Miguel Solis

(Commit Partnership) – In 2018, the Dallas Independent School District began charting a course toward restorative justice on all its campuses. Now, six years and several earthshaking events later, the data strongly suggest this was the right course for students.

Throughout my career as an educator, administrator, school board member and now nonprofit leader, my work has been driven by data. Numbers show much more than just academic achievement; they often reveal deep disparities and shortcomings of education policies.

During the 2013-2014 school year, more than 36,500 Texas students in kindergarten through second grade received out-of-school suspensions. More than 2,500 out-of-school suspensions went to pre-K students.

These practices disproportionately affected Black students. During that same school year, Black students accounted for 42% of all pre-K through fifth grade out-of-school suspensions, despite making up only 13% of the elementary school population in Texas. Loss of instructional time leads to gaps in student outcomes that only grow as patterns repeat through the years, leading to disparities in workforce success and ultimately incarceration rates.

This school-to-prison pipeline is not only unjust, it is unsustainable. More than 38% of the U.S. incarcerated population is Black, a rate almost three times their share of the population, at 13.4%. Seven of the top 30 Texas zip codes inmates last called home are in Dallas ISD. Incarcerating so many of our community members comes with a huge cost to our state, and incarceration severely limits economic opportunity for the families left behind. Something had to change.

In 2018, a coalition of local advocates led by parents of color brought this data to the attention of the Dallas ISD school board, doing me and the other trustees a service. In response, I worked with these community members to draft a new discipline policy that, once passed, made Dallas ISD the first large urban district to waive suspensions for students in pre-K to second grade. This ban on out-of-school suspensions for the district’s youngest children is now Texas state law.

Then, with the onset of the COVID-19 pandemic, access to equitable instructional time became an even larger issue as remote learning disrupted the educational experience of an entire generation. But technology made necessary by the pandemic also presented an opportunity. Dallas ISD’s superintendent at the time, Michael Hinojosa recognized if students could attend class anywhere, and in many cases at any time, then why would we ever suspend a student again?

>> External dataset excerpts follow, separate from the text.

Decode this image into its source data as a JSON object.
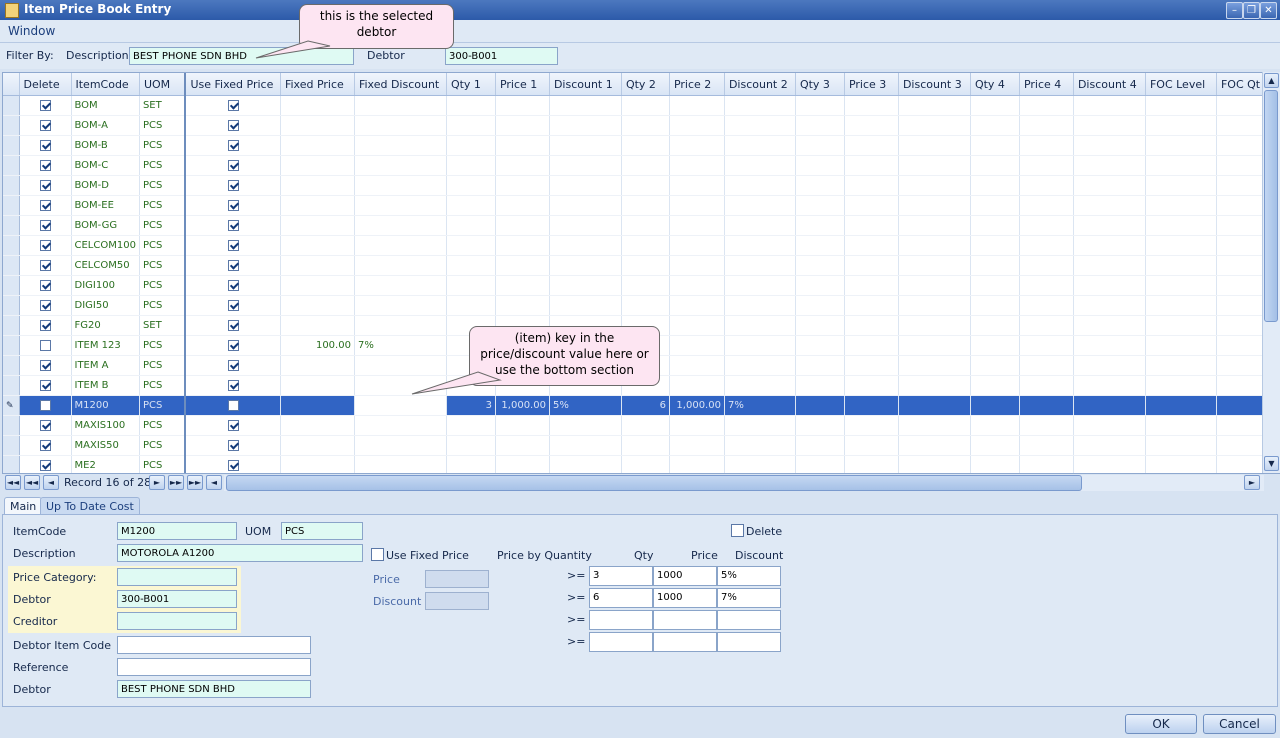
{
  "window": {
    "title": "Item Price Book Entry"
  },
  "menu": {
    "window": "Window"
  },
  "filter": {
    "label": "Filter By:",
    "description_label": "Description",
    "description_value": "BEST PHONE SDN BHD",
    "debtor_label": "Debtor",
    "debtor_value": "300-B001"
  },
  "callouts": {
    "debtor": "this is the selected debtor",
    "item": "(item) key in the price/discount value here or use the bottom section"
  },
  "grid": {
    "columns": [
      "Delete",
      "ItemCode",
      "UOM",
      "Use Fixed Price",
      "Fixed Price",
      "Fixed Discount",
      "Qty 1",
      "Price 1",
      "Discount 1",
      "Qty 2",
      "Price 2",
      "Discount 2",
      "Qty 3",
      "Price 3",
      "Discount 3",
      "Qty 4",
      "Price 4",
      "Discount 4",
      "FOC Level",
      "FOC Qt"
    ],
    "rows": [
      {
        "delete": true,
        "code": "BOM",
        "uom": "SET",
        "fixed": true
      },
      {
        "delete": true,
        "code": "BOM-A",
        "uom": "PCS",
        "fixed": true
      },
      {
        "delete": true,
        "code": "BOM-B",
        "uom": "PCS",
        "fixed": true
      },
      {
        "delete": true,
        "code": "BOM-C",
        "uom": "PCS",
        "fixed": true
      },
      {
        "delete": true,
        "code": "BOM-D",
        "uom": "PCS",
        "fixed": true
      },
      {
        "delete": true,
        "code": "BOM-EE",
        "uom": "PCS",
        "fixed": true
      },
      {
        "delete": true,
        "code": "BOM-GG",
        "uom": "PCS",
        "fixed": true
      },
      {
        "delete": true,
        "code": "CELCOM100",
        "uom": "PCS",
        "fixed": true
      },
      {
        "delete": true,
        "code": "CELCOM50",
        "uom": "PCS",
        "fixed": true
      },
      {
        "delete": true,
        "code": "DIGI100",
        "uom": "PCS",
        "fixed": true
      },
      {
        "delete": true,
        "code": "DIGI50",
        "uom": "PCS",
        "fixed": true
      },
      {
        "delete": true,
        "code": "FG20",
        "uom": "SET",
        "fixed": true
      },
      {
        "delete": false,
        "code": "ITEM 123",
        "uom": "PCS",
        "fixed": true,
        "fixed_price": "100.00",
        "fixed_discount": "7%"
      },
      {
        "delete": true,
        "code": "ITEM A",
        "uom": "PCS",
        "fixed": true
      },
      {
        "delete": true,
        "code": "ITEM B",
        "uom": "PCS",
        "fixed": true
      },
      {
        "delete": false,
        "code": "M1200",
        "uom": "PCS",
        "fixed": false,
        "selected": true,
        "qty1": "3",
        "price1": "1,000.00",
        "disc1": "5%",
        "qty2": "6",
        "price2": "1,000.00",
        "disc2": "7%"
      },
      {
        "delete": true,
        "code": "MAXIS100",
        "uom": "PCS",
        "fixed": true
      },
      {
        "delete": true,
        "code": "MAXIS50",
        "uom": "PCS",
        "fixed": true
      },
      {
        "delete": true,
        "code": "ME2",
        "uom": "PCS",
        "fixed": true
      }
    ]
  },
  "navigator": {
    "record": "Record 16 of 28"
  },
  "tabs": {
    "main": "Main",
    "cost": "Up To Date Cost"
  },
  "form": {
    "itemcode_label": "ItemCode",
    "itemcode": "M1200",
    "uom_label": "UOM",
    "uom": "PCS",
    "description_label": "Description",
    "description": "MOTOROLA A1200",
    "price_category_label": "Price Category:",
    "price_category": "",
    "debtor_label": "Debtor",
    "debtor": "300-B001",
    "creditor_label": "Creditor",
    "creditor": "",
    "debtor_item_code_label": "Debtor Item Code",
    "debtor_item_code": "",
    "reference_label": "Reference",
    "reference": "",
    "debtor_name_label": "Debtor",
    "debtor_name": "BEST PHONE SDN BHD",
    "use_fixed_price_label": "Use Fixed Price",
    "price_label": "Price",
    "discount_label": "Discount",
    "delete_label": "Delete",
    "pbq": {
      "title": "Price by Quantity",
      "qty_label": "Qty",
      "price_label": "Price",
      "discount_label": "Discount",
      "op": ">=",
      "rows": [
        {
          "qty": "3",
          "price": "1000",
          "disc": "5%"
        },
        {
          "qty": "6",
          "price": "1000",
          "disc": "7%"
        },
        {
          "qty": "",
          "price": "",
          "disc": ""
        },
        {
          "qty": "",
          "price": "",
          "disc": ""
        }
      ]
    }
  },
  "buttons": {
    "ok": "OK",
    "cancel": "Cancel"
  }
}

In 2021, Dallas ISD ended out-of-school and in-school suspensions at all grade levels. The Dallas ISD Board of Trustees approved $4 million to fund reset centers on all 52 comprehensive middle- and high-school campuses in the district. For students who are removed from regular classrooms, reset centers offer space to continue their schoolwork and receive help building the social and emotional skills to manage their own behavior.

Now, we have data showing the positive impact of rethinking how we approach misbehavior.  Since waiving suspensions and implementing reset centers in 2019, the number of in-school suspensions, out-of-school suspensions and even placements in the reset centers that replaced suspensions fell 80% for all grades. Reset centers are redefining discipline and putting restorative justice into practice. There is still a long way to go, but the data already reflects compelling behavioral change.

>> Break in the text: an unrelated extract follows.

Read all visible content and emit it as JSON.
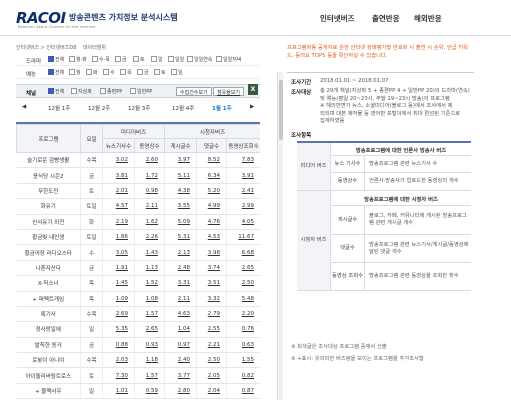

We took a risk in 2018 to fundamentally change the approach to misbehavior. Now, we have identified the tools necessary to support this work as we engage with more districts seeking to reform their policies. We have gained the data and experience to confidently help them find the right combination of strategic staffing, training for educators, funding for reset center facilities and learning resources they need to realize restorative justice on their campuses.

It is exciting to see such improvement. But more importantly, the numbers are meaningful because they represent students who are now closer to achieving economic mobility. Removing suspensions and other inequitable barriers is as essential as providing the equal opportunity for growth and achievement that every single student deserves.